4. Couldn’t read half the footnotes in the book- too much footnote-age going on, if you ask me. Not a bad thing…a lot of useful history to be read within them- I was just to into it to jump down to read every time.

5. Junot Diaz is an amazing writer. Contemporary and relatable. I’ve yet to read a book in which the voice is EXACTLY as I’d expected it to be. SO on point with the spanglish, the vocabulary and the slang.

6. The love between siblings= bond, unbreakable.

After everything, what IS of Oscar’s brief wondrous life? So much more than brief- a genius, a sensible calm, hopeless romantic. A book worm and avid writer with an imagination I wish I had a tenth of… wondrous is an understatement.

I’ll end this on a couple of points and the quote that broke me:

– Kudos Junot Diaz

– Reading his first book “Drown” next

– I’m proud to be Dominican

“He told them that what they were doing was wrong, that they were going to take a great love out of the world.
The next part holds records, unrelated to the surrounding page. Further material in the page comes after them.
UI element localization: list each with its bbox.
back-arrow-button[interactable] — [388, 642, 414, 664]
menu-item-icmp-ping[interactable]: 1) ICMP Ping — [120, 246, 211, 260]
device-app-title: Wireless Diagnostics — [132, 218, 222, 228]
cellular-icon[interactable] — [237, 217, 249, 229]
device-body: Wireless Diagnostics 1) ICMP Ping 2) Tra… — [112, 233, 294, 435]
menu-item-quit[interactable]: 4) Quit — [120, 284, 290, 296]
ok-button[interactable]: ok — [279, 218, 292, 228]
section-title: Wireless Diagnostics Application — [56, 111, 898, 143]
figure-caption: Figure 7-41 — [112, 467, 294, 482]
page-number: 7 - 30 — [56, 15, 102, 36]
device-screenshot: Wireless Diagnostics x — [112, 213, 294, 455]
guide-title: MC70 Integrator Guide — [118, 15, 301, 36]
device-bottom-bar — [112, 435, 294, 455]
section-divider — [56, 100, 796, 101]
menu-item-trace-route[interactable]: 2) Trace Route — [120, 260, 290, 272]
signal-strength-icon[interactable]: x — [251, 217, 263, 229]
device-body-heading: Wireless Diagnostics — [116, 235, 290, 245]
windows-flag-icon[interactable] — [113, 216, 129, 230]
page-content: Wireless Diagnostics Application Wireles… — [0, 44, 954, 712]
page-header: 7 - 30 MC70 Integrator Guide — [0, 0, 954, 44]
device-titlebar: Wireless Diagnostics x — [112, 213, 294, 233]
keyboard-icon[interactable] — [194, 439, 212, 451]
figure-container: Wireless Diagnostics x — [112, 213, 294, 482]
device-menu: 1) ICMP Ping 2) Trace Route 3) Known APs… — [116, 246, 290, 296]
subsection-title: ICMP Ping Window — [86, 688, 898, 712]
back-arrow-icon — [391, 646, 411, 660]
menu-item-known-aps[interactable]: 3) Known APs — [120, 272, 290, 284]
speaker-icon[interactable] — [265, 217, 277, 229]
Love was a rare thing, easily confused with a million other things, and if anybody knew this to be true it was him. He told them about ___ and the way he loved her and how much they had risked and that they’d started to dream the same dreams and the same words… it was only because of her love that he’d been able to do the thing that he had done, the thing that could no longer stop…”

“…because anything you can dream you can be.”